Judith F. Zedreck Gonzalez

Full Circle

Five years ago, Judith Zedreck, DNP , was walking through a Nordstrom when a woman called her name. Though Zedreck hadn’t seen her in many years, she recognized her as Patty, the mother of a premature infant she had cared for back in her early days as a staff nurse in the neonatal intensive care unit at Magee-Womens Hospital of UPMC. And now here she was, telling her that her baby, who had been so tiny and fragile, was all grown up. “Elizabeth got married,” Patty told Zedreck, with the sound of a miracle in her voice.

And here’s the second-best part of that encounter: Patty opened up her wallet—not to show Zedreck a picture but to pull out one of the “Dear Mommy” notes that Zedreck had been in the practice of writing after an overnight shift to let the parents know how things in that touch-and-go world had gone. “She said that when Elizabeth got married, they talked about those notes and how much they meant to her,” Zedreck, now a professor in the Department of Acute/ Tertiary Care remembers. “And you know, they were just nothing. I mean, it took me 30 seconds to write those notes. But that was a lifetime for that mother.”

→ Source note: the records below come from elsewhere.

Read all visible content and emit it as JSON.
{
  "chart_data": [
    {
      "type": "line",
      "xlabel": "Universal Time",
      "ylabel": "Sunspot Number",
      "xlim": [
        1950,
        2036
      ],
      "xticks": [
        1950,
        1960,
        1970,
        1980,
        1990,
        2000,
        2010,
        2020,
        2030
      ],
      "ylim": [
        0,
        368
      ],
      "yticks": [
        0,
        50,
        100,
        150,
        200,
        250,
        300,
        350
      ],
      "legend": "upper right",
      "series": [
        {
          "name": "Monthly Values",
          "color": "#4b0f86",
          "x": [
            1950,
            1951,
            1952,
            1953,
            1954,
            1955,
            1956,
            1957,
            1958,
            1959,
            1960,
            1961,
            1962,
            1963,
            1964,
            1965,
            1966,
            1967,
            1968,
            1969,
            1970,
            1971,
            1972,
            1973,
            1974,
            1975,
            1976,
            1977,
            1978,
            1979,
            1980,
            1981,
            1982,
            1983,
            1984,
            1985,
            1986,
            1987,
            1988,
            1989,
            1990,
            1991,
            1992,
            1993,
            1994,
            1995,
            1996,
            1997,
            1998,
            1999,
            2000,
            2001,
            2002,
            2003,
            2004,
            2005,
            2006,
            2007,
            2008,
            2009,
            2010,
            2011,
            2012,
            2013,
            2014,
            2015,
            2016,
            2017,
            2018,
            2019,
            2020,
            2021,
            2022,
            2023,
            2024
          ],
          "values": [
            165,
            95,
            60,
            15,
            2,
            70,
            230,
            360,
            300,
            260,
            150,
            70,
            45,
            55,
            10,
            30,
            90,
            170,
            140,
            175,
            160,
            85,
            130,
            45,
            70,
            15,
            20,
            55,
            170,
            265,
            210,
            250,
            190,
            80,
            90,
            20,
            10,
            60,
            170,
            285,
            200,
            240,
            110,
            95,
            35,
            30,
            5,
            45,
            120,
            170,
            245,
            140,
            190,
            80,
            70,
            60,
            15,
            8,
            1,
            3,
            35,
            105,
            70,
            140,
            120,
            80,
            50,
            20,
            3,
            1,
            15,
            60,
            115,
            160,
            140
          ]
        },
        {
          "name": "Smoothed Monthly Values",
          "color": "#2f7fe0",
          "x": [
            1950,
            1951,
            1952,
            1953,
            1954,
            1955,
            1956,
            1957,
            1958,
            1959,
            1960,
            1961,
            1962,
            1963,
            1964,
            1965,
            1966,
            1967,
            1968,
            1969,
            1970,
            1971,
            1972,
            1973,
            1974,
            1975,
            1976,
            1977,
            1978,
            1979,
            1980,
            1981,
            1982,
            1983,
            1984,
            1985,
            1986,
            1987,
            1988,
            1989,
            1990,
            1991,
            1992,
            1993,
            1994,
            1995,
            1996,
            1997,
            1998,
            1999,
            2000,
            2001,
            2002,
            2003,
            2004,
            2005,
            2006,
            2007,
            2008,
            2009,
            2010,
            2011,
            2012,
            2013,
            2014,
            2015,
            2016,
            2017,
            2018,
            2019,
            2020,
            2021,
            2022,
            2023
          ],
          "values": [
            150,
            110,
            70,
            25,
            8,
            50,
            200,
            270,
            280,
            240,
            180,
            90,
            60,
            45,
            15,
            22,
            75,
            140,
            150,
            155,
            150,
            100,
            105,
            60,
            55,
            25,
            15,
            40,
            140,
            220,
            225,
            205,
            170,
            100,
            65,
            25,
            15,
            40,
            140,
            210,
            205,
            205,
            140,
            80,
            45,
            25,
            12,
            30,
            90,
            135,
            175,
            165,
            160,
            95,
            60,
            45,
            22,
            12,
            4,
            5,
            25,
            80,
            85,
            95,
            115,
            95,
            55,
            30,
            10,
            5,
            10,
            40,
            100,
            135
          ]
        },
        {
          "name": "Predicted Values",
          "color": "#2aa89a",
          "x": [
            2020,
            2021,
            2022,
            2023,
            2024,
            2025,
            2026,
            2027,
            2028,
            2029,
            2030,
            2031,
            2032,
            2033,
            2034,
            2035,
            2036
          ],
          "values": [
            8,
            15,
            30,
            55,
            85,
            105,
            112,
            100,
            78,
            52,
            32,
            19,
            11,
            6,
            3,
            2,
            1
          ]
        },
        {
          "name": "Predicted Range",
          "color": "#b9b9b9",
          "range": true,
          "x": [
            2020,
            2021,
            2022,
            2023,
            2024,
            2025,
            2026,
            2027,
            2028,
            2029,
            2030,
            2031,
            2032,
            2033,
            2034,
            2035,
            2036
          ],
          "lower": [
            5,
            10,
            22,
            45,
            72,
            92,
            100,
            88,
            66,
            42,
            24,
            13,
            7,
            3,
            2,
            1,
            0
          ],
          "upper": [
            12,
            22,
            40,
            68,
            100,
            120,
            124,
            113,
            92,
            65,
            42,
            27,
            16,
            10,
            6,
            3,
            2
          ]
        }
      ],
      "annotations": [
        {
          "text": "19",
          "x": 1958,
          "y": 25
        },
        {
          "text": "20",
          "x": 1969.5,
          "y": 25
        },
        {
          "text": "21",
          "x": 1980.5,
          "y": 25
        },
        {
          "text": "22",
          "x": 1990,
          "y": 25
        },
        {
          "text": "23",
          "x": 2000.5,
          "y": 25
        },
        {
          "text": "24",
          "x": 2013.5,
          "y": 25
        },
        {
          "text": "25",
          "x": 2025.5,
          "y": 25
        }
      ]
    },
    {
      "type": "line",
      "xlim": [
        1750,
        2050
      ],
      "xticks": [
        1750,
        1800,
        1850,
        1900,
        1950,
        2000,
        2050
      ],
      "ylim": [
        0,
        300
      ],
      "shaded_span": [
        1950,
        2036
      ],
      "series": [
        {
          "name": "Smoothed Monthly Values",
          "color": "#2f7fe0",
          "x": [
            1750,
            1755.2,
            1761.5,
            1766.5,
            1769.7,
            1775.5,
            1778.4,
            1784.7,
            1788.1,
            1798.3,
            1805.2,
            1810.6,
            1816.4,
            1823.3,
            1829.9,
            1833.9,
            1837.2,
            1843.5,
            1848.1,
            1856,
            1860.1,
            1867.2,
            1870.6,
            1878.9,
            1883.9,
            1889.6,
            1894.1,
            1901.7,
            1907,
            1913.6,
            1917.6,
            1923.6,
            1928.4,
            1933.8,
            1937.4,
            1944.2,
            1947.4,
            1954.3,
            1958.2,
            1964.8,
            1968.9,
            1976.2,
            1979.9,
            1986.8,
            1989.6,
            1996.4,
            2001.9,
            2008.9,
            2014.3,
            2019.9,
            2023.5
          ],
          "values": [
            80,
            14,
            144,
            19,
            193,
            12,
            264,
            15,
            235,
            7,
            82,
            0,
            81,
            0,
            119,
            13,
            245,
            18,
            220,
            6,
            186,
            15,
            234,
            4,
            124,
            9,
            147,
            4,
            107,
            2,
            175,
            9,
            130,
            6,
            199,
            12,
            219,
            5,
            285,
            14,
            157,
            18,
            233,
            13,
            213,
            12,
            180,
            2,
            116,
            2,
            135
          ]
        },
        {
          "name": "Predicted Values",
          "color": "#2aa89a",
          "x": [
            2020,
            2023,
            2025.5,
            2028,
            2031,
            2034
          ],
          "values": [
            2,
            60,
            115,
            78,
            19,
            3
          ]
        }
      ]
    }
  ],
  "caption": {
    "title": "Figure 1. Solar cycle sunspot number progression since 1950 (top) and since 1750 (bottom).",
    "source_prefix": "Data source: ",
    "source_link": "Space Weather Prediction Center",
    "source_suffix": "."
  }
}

Zedreck’s commitment to education is such that she actually completed her Doctor of Nursing Practice degree in 2013 while she was the interim chief executive officer/chief operating officer at Allegheny General Hospital. “I went back to school not because I didn’t have enough to do but because I really thought it was the best thing to do,” she says. “I wanted to be sure that I was in a structured learning environment so that I knew what the trends were and what were best practices— not only evidence-based medicine in clinical settings but also in administrative settings.”

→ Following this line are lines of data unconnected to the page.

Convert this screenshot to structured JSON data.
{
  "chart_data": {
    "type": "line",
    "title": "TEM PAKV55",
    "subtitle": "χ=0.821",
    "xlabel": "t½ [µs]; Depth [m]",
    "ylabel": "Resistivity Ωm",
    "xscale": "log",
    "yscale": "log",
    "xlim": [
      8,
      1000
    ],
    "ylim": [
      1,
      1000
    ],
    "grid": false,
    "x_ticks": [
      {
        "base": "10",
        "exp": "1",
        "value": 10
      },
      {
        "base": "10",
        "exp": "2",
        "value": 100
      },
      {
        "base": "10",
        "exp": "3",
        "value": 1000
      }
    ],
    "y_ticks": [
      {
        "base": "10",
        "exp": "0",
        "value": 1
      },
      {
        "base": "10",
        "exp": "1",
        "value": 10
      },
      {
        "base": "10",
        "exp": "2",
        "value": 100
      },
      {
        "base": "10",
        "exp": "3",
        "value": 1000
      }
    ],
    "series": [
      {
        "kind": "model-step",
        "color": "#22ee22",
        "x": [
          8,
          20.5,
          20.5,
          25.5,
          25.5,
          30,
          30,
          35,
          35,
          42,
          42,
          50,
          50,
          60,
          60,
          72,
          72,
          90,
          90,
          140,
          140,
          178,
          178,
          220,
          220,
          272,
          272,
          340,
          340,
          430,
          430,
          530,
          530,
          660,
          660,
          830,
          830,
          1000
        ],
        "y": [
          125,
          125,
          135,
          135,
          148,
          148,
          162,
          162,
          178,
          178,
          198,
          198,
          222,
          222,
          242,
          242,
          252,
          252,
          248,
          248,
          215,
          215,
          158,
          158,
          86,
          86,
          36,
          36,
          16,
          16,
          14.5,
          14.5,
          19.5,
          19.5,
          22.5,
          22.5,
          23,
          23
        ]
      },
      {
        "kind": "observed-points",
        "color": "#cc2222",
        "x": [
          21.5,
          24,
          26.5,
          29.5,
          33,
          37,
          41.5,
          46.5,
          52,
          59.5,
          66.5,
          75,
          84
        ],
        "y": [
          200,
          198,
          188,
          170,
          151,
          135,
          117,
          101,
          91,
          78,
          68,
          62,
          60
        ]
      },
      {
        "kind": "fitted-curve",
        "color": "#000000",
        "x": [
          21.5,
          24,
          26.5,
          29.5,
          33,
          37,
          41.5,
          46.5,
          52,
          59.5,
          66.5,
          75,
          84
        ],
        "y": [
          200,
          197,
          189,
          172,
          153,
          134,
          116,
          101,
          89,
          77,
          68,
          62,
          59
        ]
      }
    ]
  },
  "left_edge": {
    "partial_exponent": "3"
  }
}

One of Zedreck’s earliest roles was as a clinical educator. After a career that took her to the highest levels of administration, she is thrilled to be back in the classroom. “The respect and the pride for nursing, for me, are just phenomenal. I love to be in that environment,” she says. “There’s no time you’re in the Victoria Building that you’re not proud to be a part of that. And it’s not just about teaching and training. It truly is about the profession and how we’re advancing it.”